Entonces me decidí y la llamé
por teléfono. Mi propósito no era otro que pedirle perdón y ponerme a sus
órdenes para lo que necesitara. Pero ocurrió algo que me sorprendió; me atendió
una voz masculina. Entonces corté, pensando que me había equivocado. Pero volví
a marcar y otra vez fue un hombre el que respondió, por lo que volví a colgar,
pensando que acaso yo no habría anotado el número correcto. Pero mis dudas se
disiparon casi de inmediato, porque fue entonces mi teléfono el que sonó, yo lo
atendí de inmediato y fue la juvenil voz de ella, la de Clarita, la que oí. Lo
llamé, me dijo, porque supuse que sería usted el que llamaba. Seguramente lo
sorprendió que lo atendiera una voz masculina. Pero no, yo vivo sola, es decir,
sola con mi hija, que ahora está en el colegio y ya me dijo que se va a quedar a dormir en casa de una amiga. Y el
que atendió era mi hermano, que ya se fue también. Yo no le conté que tengo un
hermano…. Y aquí siguió con una serie de detalles que yo corté diciéndole
simplemente: Clarita, voy para allá. Esperame.
Salí tan pronto como pude,
con dos botellas de champán francés de mi reserva, pasé por la Ritz , compré todo lo que se
me ocurrió podía servir para el lunch frío que imaginaba, paré un taxi y me
dirigí a la calle Piedras. Ella me estaba esperando. Le entregué las botellas
para que las pusiera en la heladera y el paquete con las exquisiteces para la
mesa, que ella, luego de cubrirla con un fino mantel de hilo, se encargó de
distribuir, con gracia y esmero. Y ya íbamos a sentarnos a comer y a beber cuando
ella, tras echar una mirada al Rolex de oro que siempre llevo en la muñeca y
deducir, con un gesto de picardía, que aún era muy temprano para almorzar, me
condujo, con extrema dulzura, a su dormitorio.

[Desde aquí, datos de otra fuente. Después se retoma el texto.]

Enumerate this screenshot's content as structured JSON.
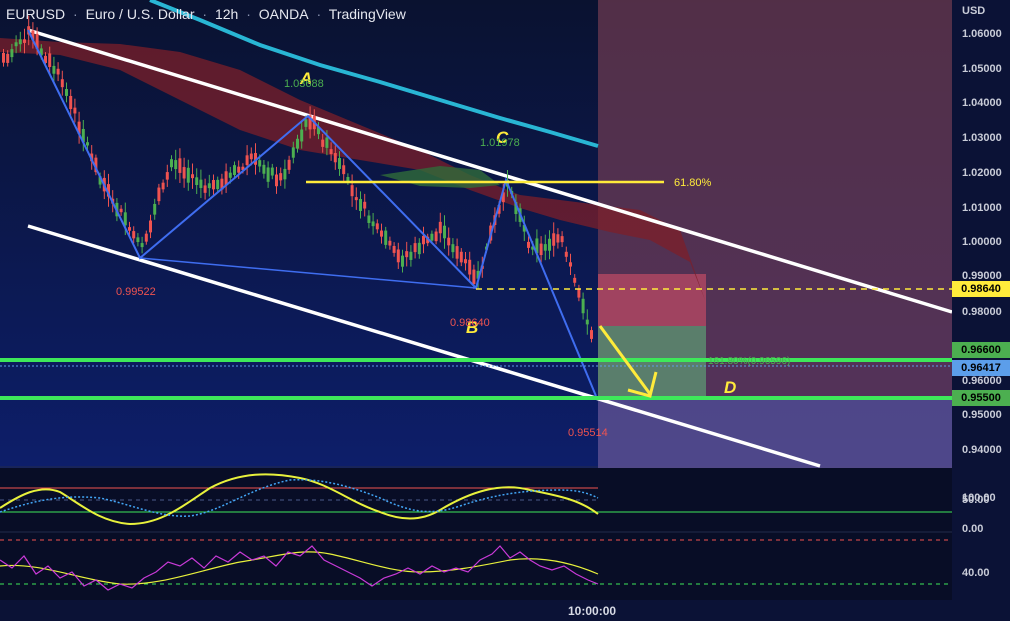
{
  "header": {
    "symbol": "EURUSD",
    "name": "Euro / U.S. Dollar",
    "interval": "12h",
    "broker": "OANDA",
    "platform": "TradingView"
  },
  "price_axis": {
    "currency": "USD",
    "ticks": [
      "1.06000",
      "1.05000",
      "1.04000",
      "1.03000",
      "1.02000",
      "1.01000",
      "1.00000",
      "0.99000",
      "0.98000",
      "0.96000",
      "0.95000",
      "0.94000"
    ],
    "tags": [
      {
        "text": "0.98640",
        "bg": "#ffeb3b",
        "fg": "#000000"
      },
      {
        "text": "0.96600",
        "bg": "#4caf50",
        "fg": "#000000"
      },
      {
        "text": "0.96417",
        "bg": "#5c9eea",
        "fg": "#000000"
      },
      {
        "text": "0.95500",
        "bg": "#4caf50",
        "fg": "#000000"
      }
    ]
  },
  "osc_axis": {
    "stoch_ticks": [
      "100.00",
      "50.00",
      "0.00"
    ],
    "rsi_ticks": [
      "40.00"
    ]
  },
  "time_axis": {
    "label": "10:00:00"
  },
  "annotations": {
    "point_a": "A",
    "point_b": "B",
    "point_c": "C",
    "point_d": "D",
    "a_price": "1.03688",
    "c_price": "1.01978",
    "low_1": "0.99522",
    "b_price": "0.98640",
    "d_price": "0.95514",
    "fib_61": "61.80%",
    "fib_161": "161.80%(0.96596)"
  },
  "colors": {
    "background": "#0b1640",
    "bullish": "#4caf50",
    "bearish": "#ef5350",
    "channel": "#ffffff",
    "harmonic": "#3f6df0",
    "moving_average": "#29b6d4",
    "fib_level": "#ffeb3b",
    "support": "#3ee85a",
    "stoch_k": "#e8f13c",
    "stoch_d": "#42a5f5",
    "rsi": "#c93ad8"
  },
  "icons": {
    "arrow": "yellow-down-arrow-icon"
  }
}
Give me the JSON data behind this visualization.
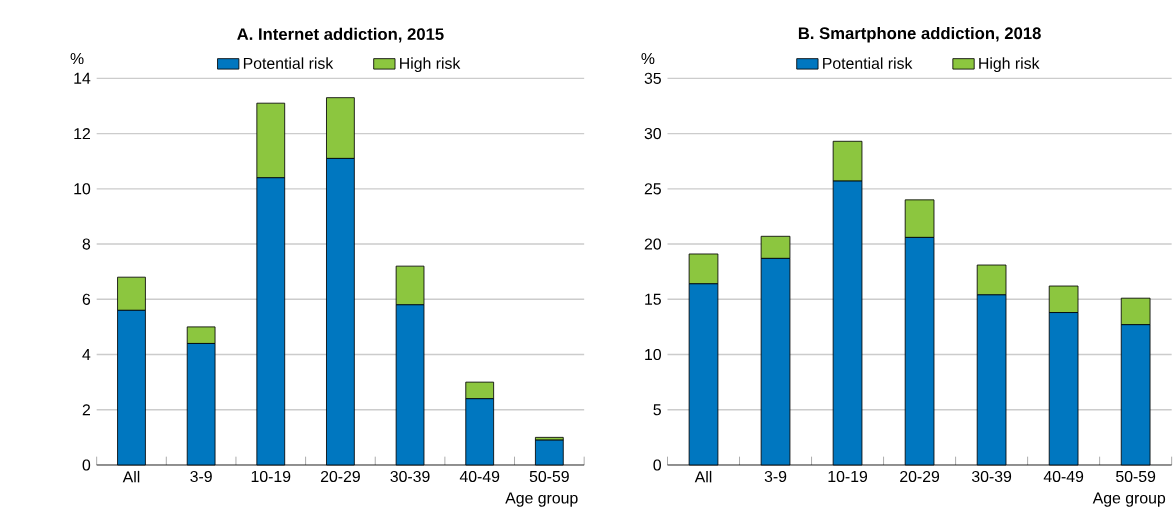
{
  "chart_data": [
    {
      "type": "bar",
      "title": "A. Internet addiction, 2015",
      "xlabel": "Age group",
      "ylabel": "%",
      "categories": [
        "All",
        "3-9",
        "10-19",
        "20-29",
        "30-39",
        "40-49",
        "50-59"
      ],
      "stacked": true,
      "grid": "y",
      "legend": "top",
      "ylim": [
        0,
        14
      ],
      "yticks": [
        0,
        2,
        4,
        6,
        8,
        10,
        12,
        14
      ],
      "series": [
        {
          "name": "Potential risk",
          "color": "#0077c0",
          "values": [
            5.6,
            4.4,
            10.4,
            11.1,
            5.8,
            2.4,
            0.9
          ]
        },
        {
          "name": "High risk",
          "color": "#8cc63f",
          "values": [
            1.2,
            0.6,
            2.7,
            2.2,
            1.4,
            0.6,
            0.1
          ]
        }
      ]
    },
    {
      "type": "bar",
      "title": "B. Smartphone addiction, 2018",
      "xlabel": "Age group",
      "ylabel": "%",
      "categories": [
        "All",
        "3-9",
        "10-19",
        "20-29",
        "30-39",
        "40-49",
        "50-59"
      ],
      "stacked": true,
      "grid": "y",
      "legend": "top",
      "ylim": [
        0,
        35
      ],
      "yticks": [
        0,
        5,
        10,
        15,
        20,
        25,
        30,
        35
      ],
      "series": [
        {
          "name": "Potential risk",
          "color": "#0077c0",
          "values": [
            16.4,
            18.7,
            25.7,
            20.6,
            15.4,
            13.8,
            12.7
          ]
        },
        {
          "name": "High risk",
          "color": "#8cc63f",
          "values": [
            2.7,
            2.0,
            3.6,
            3.4,
            2.7,
            2.4,
            2.4
          ]
        }
      ]
    }
  ]
}
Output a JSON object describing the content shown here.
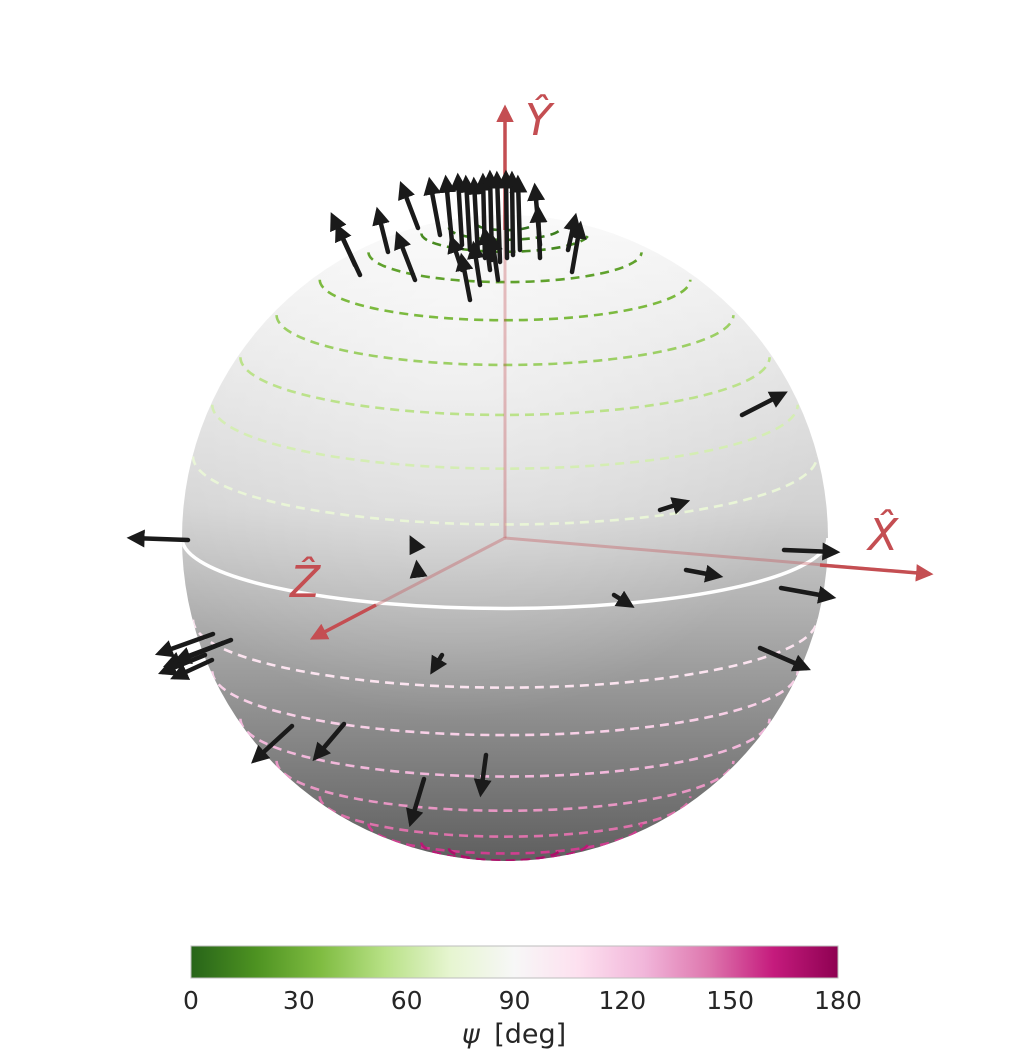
{
  "axes": {
    "x_label": "X̂",
    "y_label": "Ŷ",
    "z_label": "Ẑ",
    "color": "#c44e52"
  },
  "sphere": {
    "shade_top": "#f7f7f7",
    "shade_bottom": "#5f5f5f",
    "equator_color": "#ffffff"
  },
  "colorbar": {
    "label_symbol": "ψ",
    "label_unit": "[deg]",
    "ticks": [
      "0",
      "30",
      "60",
      "90",
      "120",
      "150",
      "180"
    ],
    "vmin": 0,
    "vmax": 180,
    "colormap": "PiYG_r",
    "stops": [
      "#276419",
      "#4d9221",
      "#7fbc41",
      "#b8e186",
      "#e6f5d0",
      "#f7f7f7",
      "#fde0ef",
      "#f1b6da",
      "#de77ae",
      "#c51b7d",
      "#8e0152"
    ]
  },
  "contours": {
    "psi_levels_deg": [
      5,
      10,
      15,
      25,
      35,
      45,
      55,
      65,
      75,
      90,
      105,
      115,
      125,
      135,
      145,
      155,
      165,
      170
    ],
    "style": "dashed",
    "highlight_level_deg": 90
  },
  "arrow_color": "#1a1a1a"
}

Acababa yo de echarme en la
cama y ella se encontraba en el baño, cuando sentí que se abría la puerta de
calle y que alguien entraba al departamento. Y no solo eso: advertí que sus
pasos se dirigían al dormitorio en el que yo estaba en situación tan
comprometida. Pero por fortuna, segundos después, el dueño de esos pasos en
lugar de abrir se decidió a golpear la puerta discretamente con sus nudillos. Igualmente
me alarmé y llamé a Clarita, para avisarle lo que ocurría. Ella reapareció,
apenas tapada con una toallón de baño, me hizo un gesto como para que me
calmara y, sin abrir, le dijo al que estaba del otro lado y al que sin duda
conocía y esperaba: La plata está, como siempre, debajo del jarrón azul.

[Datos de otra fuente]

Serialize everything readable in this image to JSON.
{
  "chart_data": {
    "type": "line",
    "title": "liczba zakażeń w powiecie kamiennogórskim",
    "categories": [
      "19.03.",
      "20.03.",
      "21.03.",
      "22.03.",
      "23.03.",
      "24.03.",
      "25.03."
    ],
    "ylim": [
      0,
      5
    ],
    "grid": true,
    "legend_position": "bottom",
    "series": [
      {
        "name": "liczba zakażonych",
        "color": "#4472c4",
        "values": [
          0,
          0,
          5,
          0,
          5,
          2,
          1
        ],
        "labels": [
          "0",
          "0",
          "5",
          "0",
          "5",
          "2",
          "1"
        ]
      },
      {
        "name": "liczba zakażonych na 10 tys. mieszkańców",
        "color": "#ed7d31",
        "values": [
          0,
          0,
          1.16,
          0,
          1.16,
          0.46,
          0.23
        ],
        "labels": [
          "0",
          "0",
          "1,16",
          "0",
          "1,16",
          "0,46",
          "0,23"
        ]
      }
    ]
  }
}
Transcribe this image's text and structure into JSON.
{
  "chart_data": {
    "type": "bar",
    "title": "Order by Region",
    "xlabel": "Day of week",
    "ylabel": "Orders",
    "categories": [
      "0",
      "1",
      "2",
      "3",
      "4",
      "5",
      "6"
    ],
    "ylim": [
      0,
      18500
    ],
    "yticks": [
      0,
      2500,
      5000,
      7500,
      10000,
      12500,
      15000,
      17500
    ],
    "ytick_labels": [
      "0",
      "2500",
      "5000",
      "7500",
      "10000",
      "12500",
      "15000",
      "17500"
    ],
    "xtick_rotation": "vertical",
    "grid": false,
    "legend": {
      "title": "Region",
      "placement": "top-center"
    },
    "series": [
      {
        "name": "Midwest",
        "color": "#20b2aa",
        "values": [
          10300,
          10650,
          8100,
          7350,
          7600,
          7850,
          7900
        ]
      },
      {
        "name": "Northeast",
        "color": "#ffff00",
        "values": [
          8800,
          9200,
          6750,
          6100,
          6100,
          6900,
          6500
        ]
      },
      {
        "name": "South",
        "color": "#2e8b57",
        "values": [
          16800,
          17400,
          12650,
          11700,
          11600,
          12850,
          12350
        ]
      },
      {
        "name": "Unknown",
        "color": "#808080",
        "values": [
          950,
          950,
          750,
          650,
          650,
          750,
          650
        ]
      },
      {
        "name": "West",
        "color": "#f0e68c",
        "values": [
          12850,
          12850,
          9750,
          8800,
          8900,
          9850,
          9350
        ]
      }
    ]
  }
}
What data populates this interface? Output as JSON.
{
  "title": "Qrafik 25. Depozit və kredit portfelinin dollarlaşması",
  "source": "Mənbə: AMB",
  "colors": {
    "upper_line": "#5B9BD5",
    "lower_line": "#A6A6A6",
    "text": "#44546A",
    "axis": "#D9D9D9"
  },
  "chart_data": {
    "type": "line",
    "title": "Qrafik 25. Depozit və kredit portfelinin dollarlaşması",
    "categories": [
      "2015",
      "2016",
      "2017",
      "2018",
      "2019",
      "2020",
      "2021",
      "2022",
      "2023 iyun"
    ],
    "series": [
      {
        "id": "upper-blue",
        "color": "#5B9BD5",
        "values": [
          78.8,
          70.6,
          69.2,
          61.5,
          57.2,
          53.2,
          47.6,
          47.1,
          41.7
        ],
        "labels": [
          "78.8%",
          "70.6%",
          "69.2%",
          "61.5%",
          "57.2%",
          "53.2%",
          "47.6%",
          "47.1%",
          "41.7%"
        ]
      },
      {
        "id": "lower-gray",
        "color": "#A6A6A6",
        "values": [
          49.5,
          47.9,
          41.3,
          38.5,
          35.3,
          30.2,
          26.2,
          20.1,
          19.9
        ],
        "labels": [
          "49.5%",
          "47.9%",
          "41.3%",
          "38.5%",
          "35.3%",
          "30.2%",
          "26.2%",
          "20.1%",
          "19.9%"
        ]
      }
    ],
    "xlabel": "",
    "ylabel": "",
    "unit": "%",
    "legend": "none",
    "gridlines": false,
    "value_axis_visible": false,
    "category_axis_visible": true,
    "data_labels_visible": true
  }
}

Agarrala. Chau. Y enseguida, antes de acostarse a mi lado, me tranquilizó
diciendo: Es otra vez mi hermano. No vive aquí, pero es muy bueno y siempre me
paga las expensas del departamento.
No le respondí. Y no sólo
eso: también me levanté de la cama y me alejé unos pasos. Ella me miró hacer, algo
desconcertada. Yo entonces fui recogiendo mis cosas, volví a vestirme y ya
cerca de la puerta del dormitorio y con la mano en el picaporte, le pregunté:
Decime, vos no tenés ningún hermano ¿no es cierto? Ella me respondió con un pesado
silencio. Y tampoco, agregué, sos vendedora, ni jefa, ni nada, en ninguna
cadena de farmacias, ¿no es así? Pero por lo menos, sacame de una duda, ¿sos de
verdad Clarita, o no? Tampoco me respondió a esto; sólo se encogió de hombros y
luego se dio vuelta para buscar un paquete de cigarrillos en la mesa de luz. Yo
terminé de abrocharme la camisa y anudar la corbata, me puse el saco, abrí la
puerta, comprobé que no había nadie por allí y encaré decidido hacia la salida.
Cuando ya tenía la mano sobre el picaporte, a punto de ingresar al pasillo y
dirigirme hacia el ascensor, advertí que allí nomás, sobre una mesita cubierta
por una carpetita de colores, estaba el jarrón.
Entonces me detuve sólo por un instante, el necesario para echar mano a la
billetera, sacar unos pesos y, antes de abandonar el departamento, dejarlos debajo del jarrón azul.